The partner may recognize gain or loss at a later time, such as when they dispose of the property [§732(a)].

Feb. 13, 2025

Question: Katherine is a U.S. citizen living in El Salvador. She purchased a personal residence in that country over 12 years ago and has lived there as her primary residence ever since. Katherine sold her home in May of 2024. The home was originally purchased for $220,000; she made $50,000 in improvements and sold it for $300,000. The sale results in a small gain.

Katherine mentions that she has not yet received Form 1099-S, Proceeds from Real Estate Transactions, but she will receive one. Would Katherine be able to take advantage of the §121 exclusion and how would that be reported on her tax return since the home was in a foreign country?

Answer: Yes, if all the §121 requirements are met, the exclusion can be used on a foreign residence. Section 121 and Reg. §1.121-1 do not explicitly require the residence to be in the United States.

Therefore, as long as Katherine satisfies the ownership and use tests required under §121, she is eligible to exclude the gain from the sale of her principal residence, regardless of its location in a foreign country.

Katherine will report the sale of her foreign principal residence and the exclusion on Form 8949, Sale and Other Dispositions of Capital Assets, and Schedule D (Form 1040), Capital gains and Losses, just as if it was sold in the U.S.

Feb. 6, 2025

Question: Diego is an active-duty military member stationed in Germany since last March. His spouse and children (ages 3 and 6) remained in Florida in the home they own together.
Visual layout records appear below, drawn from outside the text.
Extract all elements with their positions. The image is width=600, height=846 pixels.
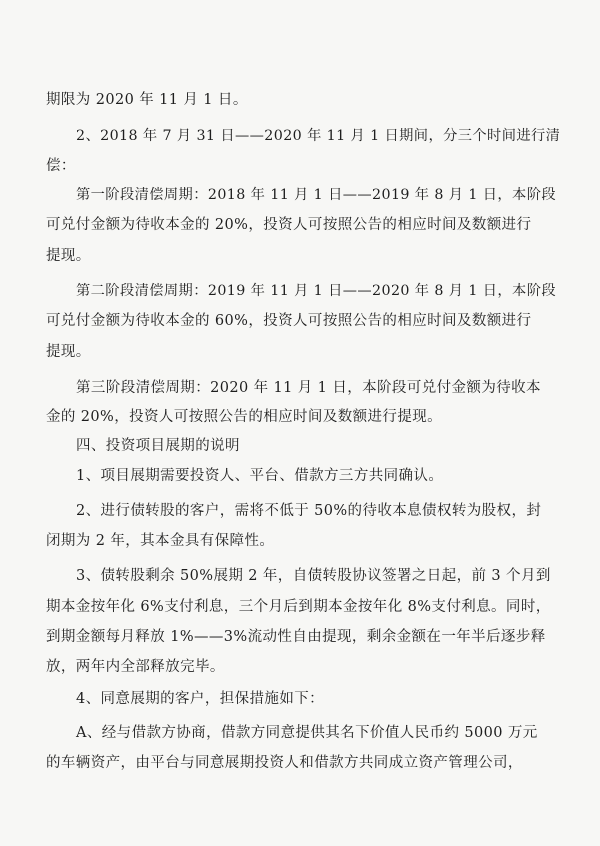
text-line: 4、同意展期的客户，担保措施如下： <box>76 691 325 707</box>
text-line: 期限为 2020 年 11 月 1 日。 <box>46 92 248 108</box>
section-heading: 四、投资项目展期的说明 <box>76 438 240 454</box>
text-line: 3、债转股剩余 50%展期 2 年，自债转股协议签署之日起，前 3 个月到 <box>76 568 551 584</box>
text-line: 2、2018 年 7 月 31 日——2020 年 11 月 1 日期间，分三个时间进行清 <box>76 128 561 144</box>
text-line: 放，两年内全部释放完毕。 <box>46 659 225 675</box>
text-line: 1、项目展期需要投资人、平台、借款方三方共同确认。 <box>76 468 444 484</box>
text-line: 可兑付金额为待收本金的 20%，投资人可按照公告的相应时间及数额进行 <box>46 217 532 233</box>
text-line: 2、进行债转股的客户，需将不低于 50%的待收本息债权转为股权，封 <box>76 503 542 519</box>
text-line: 期本金按年化 6%支付利息，三个月后到期本金按年化 8%支付利息。同时， <box>46 599 551 615</box>
text-line: 第一阶段清偿周期：2018 年 11 月 1 日——2019 年 8 月 1 日，本阶段 <box>76 187 557 203</box>
text-line: 提现。 <box>46 248 91 264</box>
text-line: 偿： <box>46 158 76 174</box>
text-line: 到期金额每月释放 1%——3%流动性自由提现，剩余金额在一年半后逐步释 <box>46 629 546 645</box>
text-line: 第三阶段清偿周期：2020 年 11 月 1 日，本阶段可兑付金额为待收本 <box>76 380 541 396</box>
text-line: 的车辆资产，由平台与同意展期投资人和借款方共同成立资产管理公司， <box>46 755 523 771</box>
text-line: A、经与借款方协商，借款方同意提供其名下价值人民币约 5000 万元 <box>76 725 538 741</box>
text-line: 可兑付金额为待收本金的 60%，投资人可按照公告的相应时间及数额进行 <box>46 313 532 329</box>
text-line: 金的 20%，投资人可按照公告的相应时间及数额进行提现。 <box>46 409 443 425</box>
text-line: 第二阶段清偿周期：2019 年 11 月 1 日——2020 年 8 月 1 日，本阶段 <box>76 283 557 299</box>
text-line: 闭期为 2 年，其本金具有保障性。 <box>46 533 275 549</box>
text-line: 提现。 <box>46 344 91 360</box>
This is Diego's first deployment, and his spouse is not sure what filing status to use since Diego has not lived in their home for the last 10 months.

The couple does not want to lose any credits they could be eligible for but are concerned because Box 1 of Diego's Form W-2, Wage and Tax Statement, only shows $8,000 even though he is employed by the military full time and received other nontaxable pay. The couple's only other source of income comes from the small business Diego's spouse owns, which nets $19,000 annually after expenses. Neither Diego nor his spouse attend school currently, but they do have eligible childcare expenses for both children. They are not separated and do maintain their home equally. Which filing status is more beneficial for Diego and his family?

Answer: Married filing jointly is the correct filing status to ensure that Diego and his spouse can claim all the credits they are eligible for, such as the child and dependent care credit. In this case, even though Diego has been out of the home the last six months of the year, his spouse does not qualify for head of household filing status since they maintained the household together. The married filing separately filing status would not benefit the couple because they would not be able to claim certain credits.​

Diego and his spouse would also qualify for the earned income credit (EIC) based on their combined adjusted gross income (AGI) of $27,000. For tax year 2024, $62,688 is the maximum AGI eligible for couples filing jointly to claim EIC with two children. Box 1 of Diego's Form W-2 is smaller than the total pay he received for the year because his taxable income does not include special pay allowances. Those amounts will be listed in Box 12 and can be found on his military leave and earnings statement as well.